Sorry I did not understand that :-).

My point was that it is different: when humans read a book, they don't train a machine learning model. They can't read as many books as a machine, at the same speed, and they can't remember nearly as much as what a machine can.

Humans and computers are fundamentally different, and it matters. You can't conclude that because it works for one, it will fork for the other.

the difference is that an machine analysis is necessarily limited and can't account for all the factors that make a text interesting. so it is possible that this analysis rejects texts that would not be rejected by a human.

it is objective but potentially biased. and it could even be discriminating if the input for this tool isn't diverse enough. but these are the issues that can go wrong with any use of technology, and we have seen many examples of that happening. however i don't think that is problematic if writers use it to analyse their own texts in comparison. it is however a serious issue if publishers use it to decide what to accept

Again, I don't particularly care about whether this is allowed to exist, I'm just here to laugh at the mindset that lead to it being created. But sure, I can see this being used in harmful ways.
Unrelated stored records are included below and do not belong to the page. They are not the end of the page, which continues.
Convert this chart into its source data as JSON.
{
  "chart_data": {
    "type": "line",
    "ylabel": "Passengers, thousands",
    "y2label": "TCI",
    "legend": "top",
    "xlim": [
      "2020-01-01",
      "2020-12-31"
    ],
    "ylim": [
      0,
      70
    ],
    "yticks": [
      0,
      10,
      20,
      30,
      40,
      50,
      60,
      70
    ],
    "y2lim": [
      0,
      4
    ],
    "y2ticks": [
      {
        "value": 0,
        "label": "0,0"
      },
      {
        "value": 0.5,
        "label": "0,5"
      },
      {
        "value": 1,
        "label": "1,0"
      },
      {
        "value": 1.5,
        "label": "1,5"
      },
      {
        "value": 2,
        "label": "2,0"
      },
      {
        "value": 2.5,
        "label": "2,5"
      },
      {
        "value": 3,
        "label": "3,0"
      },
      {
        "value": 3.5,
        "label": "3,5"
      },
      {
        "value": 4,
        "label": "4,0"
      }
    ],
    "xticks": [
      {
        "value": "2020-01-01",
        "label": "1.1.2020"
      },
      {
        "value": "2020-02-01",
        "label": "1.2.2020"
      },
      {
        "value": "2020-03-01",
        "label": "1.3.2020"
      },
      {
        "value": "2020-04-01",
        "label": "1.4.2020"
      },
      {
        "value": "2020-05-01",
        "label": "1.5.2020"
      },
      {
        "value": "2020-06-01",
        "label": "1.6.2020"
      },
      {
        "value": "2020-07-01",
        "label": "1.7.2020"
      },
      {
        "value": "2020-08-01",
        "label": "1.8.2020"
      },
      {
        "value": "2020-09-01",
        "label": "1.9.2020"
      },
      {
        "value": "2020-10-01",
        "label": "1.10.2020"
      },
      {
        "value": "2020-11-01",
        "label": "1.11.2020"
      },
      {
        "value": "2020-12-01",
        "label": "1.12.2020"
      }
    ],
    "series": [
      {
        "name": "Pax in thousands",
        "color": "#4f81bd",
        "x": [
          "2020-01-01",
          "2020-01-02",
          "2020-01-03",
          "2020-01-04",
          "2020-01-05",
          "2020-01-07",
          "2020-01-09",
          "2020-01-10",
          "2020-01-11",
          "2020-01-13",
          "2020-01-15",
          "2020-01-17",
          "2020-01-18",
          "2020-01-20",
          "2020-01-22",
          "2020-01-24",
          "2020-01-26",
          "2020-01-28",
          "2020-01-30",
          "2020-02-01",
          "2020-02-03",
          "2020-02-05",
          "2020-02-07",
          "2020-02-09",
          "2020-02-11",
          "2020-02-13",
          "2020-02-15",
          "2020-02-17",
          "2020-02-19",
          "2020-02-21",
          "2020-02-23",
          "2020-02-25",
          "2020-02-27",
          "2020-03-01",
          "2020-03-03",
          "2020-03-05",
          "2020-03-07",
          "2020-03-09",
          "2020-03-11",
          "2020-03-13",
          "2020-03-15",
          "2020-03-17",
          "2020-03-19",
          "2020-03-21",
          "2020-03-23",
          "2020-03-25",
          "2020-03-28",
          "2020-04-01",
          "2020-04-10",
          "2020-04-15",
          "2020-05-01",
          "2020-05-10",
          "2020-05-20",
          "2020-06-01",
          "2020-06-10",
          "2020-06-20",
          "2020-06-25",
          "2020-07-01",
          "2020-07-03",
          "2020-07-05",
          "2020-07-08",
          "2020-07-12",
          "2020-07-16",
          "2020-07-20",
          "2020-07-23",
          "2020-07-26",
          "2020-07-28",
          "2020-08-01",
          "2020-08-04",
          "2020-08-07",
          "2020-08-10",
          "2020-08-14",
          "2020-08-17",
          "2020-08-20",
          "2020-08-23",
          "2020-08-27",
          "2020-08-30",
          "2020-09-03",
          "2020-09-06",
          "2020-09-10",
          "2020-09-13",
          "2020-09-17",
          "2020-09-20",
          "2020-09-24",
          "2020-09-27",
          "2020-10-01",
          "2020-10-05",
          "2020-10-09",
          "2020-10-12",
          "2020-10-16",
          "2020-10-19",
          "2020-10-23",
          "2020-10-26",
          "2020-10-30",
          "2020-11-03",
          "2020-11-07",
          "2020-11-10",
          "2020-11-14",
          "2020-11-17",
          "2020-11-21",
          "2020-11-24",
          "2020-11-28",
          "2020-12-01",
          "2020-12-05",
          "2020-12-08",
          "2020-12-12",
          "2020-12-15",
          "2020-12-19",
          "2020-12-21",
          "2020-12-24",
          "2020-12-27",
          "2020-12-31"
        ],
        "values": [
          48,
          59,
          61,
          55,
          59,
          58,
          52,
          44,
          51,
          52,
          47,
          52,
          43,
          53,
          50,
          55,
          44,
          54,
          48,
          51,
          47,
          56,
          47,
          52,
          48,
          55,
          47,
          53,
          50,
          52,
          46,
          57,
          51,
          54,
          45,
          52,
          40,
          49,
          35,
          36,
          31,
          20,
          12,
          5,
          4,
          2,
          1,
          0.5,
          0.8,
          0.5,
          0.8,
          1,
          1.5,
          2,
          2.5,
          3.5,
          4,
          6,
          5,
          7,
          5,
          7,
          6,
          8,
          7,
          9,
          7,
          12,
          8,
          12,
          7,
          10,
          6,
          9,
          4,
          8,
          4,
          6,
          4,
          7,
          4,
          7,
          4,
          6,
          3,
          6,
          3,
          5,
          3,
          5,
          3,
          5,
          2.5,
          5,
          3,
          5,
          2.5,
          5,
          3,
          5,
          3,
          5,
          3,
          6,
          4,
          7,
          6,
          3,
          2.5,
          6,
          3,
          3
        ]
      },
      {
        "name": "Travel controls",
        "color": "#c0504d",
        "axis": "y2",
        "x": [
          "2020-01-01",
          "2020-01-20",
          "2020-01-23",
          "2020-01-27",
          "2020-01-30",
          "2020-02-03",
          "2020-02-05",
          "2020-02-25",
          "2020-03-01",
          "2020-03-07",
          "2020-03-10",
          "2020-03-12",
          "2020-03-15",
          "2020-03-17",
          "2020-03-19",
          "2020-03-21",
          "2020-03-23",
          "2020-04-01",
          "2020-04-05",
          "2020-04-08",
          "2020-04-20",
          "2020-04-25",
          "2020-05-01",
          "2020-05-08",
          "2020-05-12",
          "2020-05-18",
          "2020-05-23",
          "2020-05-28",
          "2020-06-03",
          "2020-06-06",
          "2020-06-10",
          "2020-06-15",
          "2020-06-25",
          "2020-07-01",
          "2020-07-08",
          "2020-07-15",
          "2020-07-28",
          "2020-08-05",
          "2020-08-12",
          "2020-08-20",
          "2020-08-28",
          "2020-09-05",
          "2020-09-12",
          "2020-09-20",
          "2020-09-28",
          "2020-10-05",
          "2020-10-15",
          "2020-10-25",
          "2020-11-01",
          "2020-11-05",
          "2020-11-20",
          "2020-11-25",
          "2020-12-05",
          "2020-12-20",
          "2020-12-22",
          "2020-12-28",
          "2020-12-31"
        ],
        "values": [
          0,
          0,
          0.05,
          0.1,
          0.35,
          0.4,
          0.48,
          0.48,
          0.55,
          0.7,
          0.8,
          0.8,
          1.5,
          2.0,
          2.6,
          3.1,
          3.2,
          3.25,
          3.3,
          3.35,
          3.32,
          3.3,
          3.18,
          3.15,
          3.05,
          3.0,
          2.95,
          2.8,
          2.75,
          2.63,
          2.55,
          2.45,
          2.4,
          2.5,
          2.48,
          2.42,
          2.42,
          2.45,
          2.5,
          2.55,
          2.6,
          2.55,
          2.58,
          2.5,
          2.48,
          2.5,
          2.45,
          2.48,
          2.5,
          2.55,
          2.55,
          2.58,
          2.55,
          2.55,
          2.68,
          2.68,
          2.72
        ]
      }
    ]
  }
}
> It seems the project was about analyzing books, not about producing new books. How is that hurting the authors?

"Vivid books are really in this year, we're gonna have to ask that you aim for a Vividness(tm) of 85 or above."
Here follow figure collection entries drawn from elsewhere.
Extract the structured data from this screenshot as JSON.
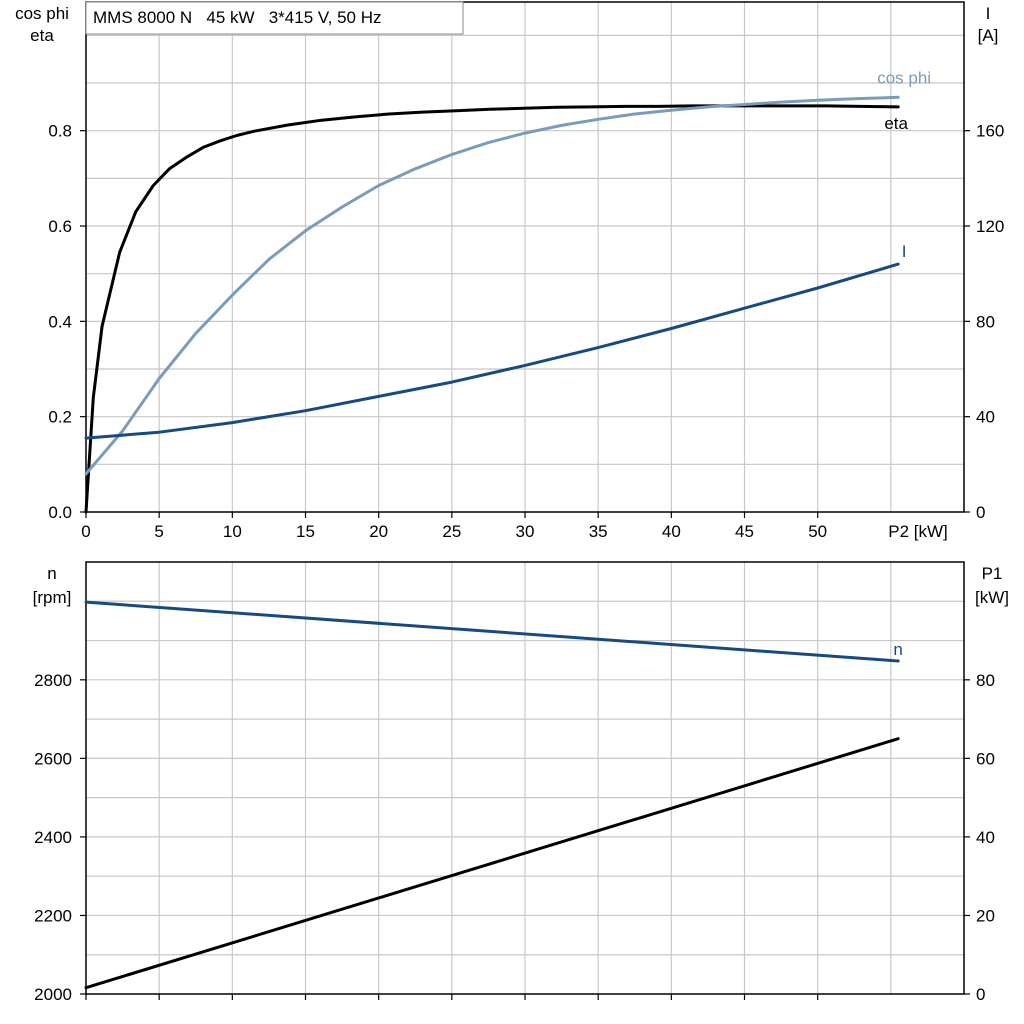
{
  "colors": {
    "eta": "#000000",
    "cos_phi": "#7a9cbc",
    "current": "#164a80",
    "speed": "#164a80",
    "p1": "#000000",
    "grid": "#c8c8c8"
  },
  "chart_data": [
    {
      "type": "line",
      "title": "MMS 8000 N   45 kW   3*415 V, 50 Hz",
      "xlabel": "P2 [kW]",
      "xlim": [
        0,
        60
      ],
      "x_ticks": [
        0,
        5,
        10,
        15,
        20,
        25,
        30,
        35,
        40,
        45,
        50
      ],
      "x_tick_labels": [
        "0",
        "5",
        "10",
        "15",
        "20",
        "25",
        "30",
        "35",
        "40",
        "45",
        "50"
      ],
      "grid": true,
      "left_axis": {
        "label_lines": [
          "cos phi",
          "eta"
        ],
        "ylim": [
          0,
          1.07
        ],
        "ticks": [
          0,
          0.2,
          0.4,
          0.6,
          0.8
        ],
        "tick_labels": [
          "0.0",
          "0.2",
          "0.4",
          "0.6",
          "0.8"
        ]
      },
      "right_axis": {
        "label_lines": [
          "I",
          "[A]"
        ],
        "ylim": [
          0,
          214
        ],
        "ticks": [
          0,
          40,
          80,
          120,
          160
        ],
        "tick_labels": [
          "0",
          "40",
          "80",
          "120",
          "160"
        ]
      },
      "series": [
        {
          "name": "eta",
          "axis": "left",
          "color": "#000000",
          "x": [
            0,
            0.5,
            1.1,
            2.3,
            3.4,
            4.6,
            5.7,
            6.9,
            8,
            9.2,
            10.3,
            11.5,
            13.8,
            16.1,
            18.4,
            20.7,
            23,
            25.3,
            27.6,
            29.9,
            32.2,
            34.5,
            36.8,
            39.1,
            41.4,
            43.7,
            46,
            48.3,
            50.6,
            52.9,
            55.5
          ],
          "y": [
            0,
            0.24,
            0.39,
            0.545,
            0.63,
            0.685,
            0.72,
            0.745,
            0.765,
            0.779,
            0.79,
            0.799,
            0.812,
            0.822,
            0.829,
            0.835,
            0.839,
            0.842,
            0.845,
            0.847,
            0.849,
            0.85,
            0.851,
            0.851,
            0.852,
            0.852,
            0.852,
            0.852,
            0.852,
            0.851,
            0.85
          ]
        },
        {
          "name": "cos phi",
          "axis": "left",
          "color": "#7a9cbc",
          "x": [
            0,
            2.5,
            5,
            7.5,
            10,
            12.5,
            15,
            17.5,
            20,
            22.5,
            25,
            27.5,
            30,
            32.5,
            35,
            37.5,
            40,
            42.5,
            45,
            47.5,
            50,
            52.5,
            55.5
          ],
          "y": [
            0.08,
            0.17,
            0.28,
            0.375,
            0.455,
            0.53,
            0.59,
            0.64,
            0.685,
            0.72,
            0.75,
            0.775,
            0.795,
            0.811,
            0.824,
            0.835,
            0.843,
            0.85,
            0.855,
            0.86,
            0.864,
            0.867,
            0.87
          ]
        },
        {
          "name": "I",
          "axis": "right",
          "color": "#164a80",
          "x": [
            0,
            5,
            10,
            15,
            20,
            25,
            30,
            35,
            40,
            45,
            50,
            55.5
          ],
          "y": [
            31,
            33.5,
            37.5,
            42.5,
            48.5,
            54.5,
            61.5,
            69,
            77,
            85.5,
            94,
            104
          ]
        }
      ],
      "series_labels": [
        {
          "name": "eta",
          "text": "eta"
        },
        {
          "name": "cos phi",
          "text": "cos phi"
        },
        {
          "name": "I",
          "text": "I"
        }
      ]
    },
    {
      "type": "line",
      "xlim": [
        0,
        60
      ],
      "x_ticks": [
        0,
        5,
        10,
        15,
        20,
        25,
        30,
        35,
        40,
        45,
        50
      ],
      "grid": true,
      "left_axis": {
        "label_lines": [
          "n",
          "[rpm]"
        ],
        "ylim": [
          2000,
          3100
        ],
        "ticks": [
          2000,
          2200,
          2400,
          2600,
          2800
        ],
        "tick_labels": [
          "2000",
          "2200",
          "2400",
          "2600",
          "2800"
        ]
      },
      "right_axis": {
        "label_lines": [
          "P1",
          "[kW]"
        ],
        "ylim": [
          0,
          110
        ],
        "ticks": [
          0,
          20,
          40,
          60,
          80
        ],
        "tick_labels": [
          "0",
          "20",
          "40",
          "60",
          "80"
        ]
      },
      "series": [
        {
          "name": "n",
          "axis": "left",
          "color": "#164a80",
          "x": [
            0,
            55.5
          ],
          "y": [
            2998,
            2848
          ]
        },
        {
          "name": "P1",
          "axis": "right",
          "color": "#000000",
          "x": [
            0,
            55.5
          ],
          "y": [
            1.6,
            65
          ]
        }
      ],
      "series_labels": [
        {
          "name": "n",
          "text": "n"
        }
      ]
    }
  ]
}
"US books have 15% more adjectives, clearly this is proof of our superior detail-oriented work ethic!"

"What does the rise in Emotion(tm) have to say about the decline of society?"

So if I understand you correctly, you're saying that we should not create "metrics" for anything because said metrics could be misused by clueless people?
The analysis is cool. The problematic thing is what would have happened next, if this tool turned out to be any good.

Publishers rejecting manuscripts because "this years trend shows customers are looking for vividness in the 70+ percentile, your book is only at 55". Everything becoming the same style. If you thought Hemingway, Joyce or Nabokov had it bad with rejections, there'd be zero chance for actual innovative writing to break through the walls of The Algorithm.

Joyce should have had more rejections, but that’s just my personal opinion
> Not everything can be meaningfully quantified.

Sure, but written words _can_ be meaningfully quantified. We have been doing that for thousands of years. Starting with numerology and other mystical/religious beliefs, poem metrics, stylometry, crypto analysis, stroke counting, to name a few.

> Not everything needs to be.

Why not?

> Honestly, this is the really offensive part of the article.

I would argue that "Offensive" is either hyperbolic or you've used the wrong word.

> the idea that it's, in any way, shape, or form, useful is bafflingly laughable.

I don't know if it's useful because I never tried it. I might harbour my doubts but I'd like to find out. This is how I approach new things.

If you don't find it useful, don't use it. But why get outraged about something that others find useful? It's clearly a tool that other writers were positive and excited about. Why not let them have it? If you don't find those quantifications meaningful, so be it. You don't need to use it. Why force your opinion on others?
Simple. Just allow an opt-out for Authors or Publishers. Then only interested parties will comprise of and make use of the service, like you want.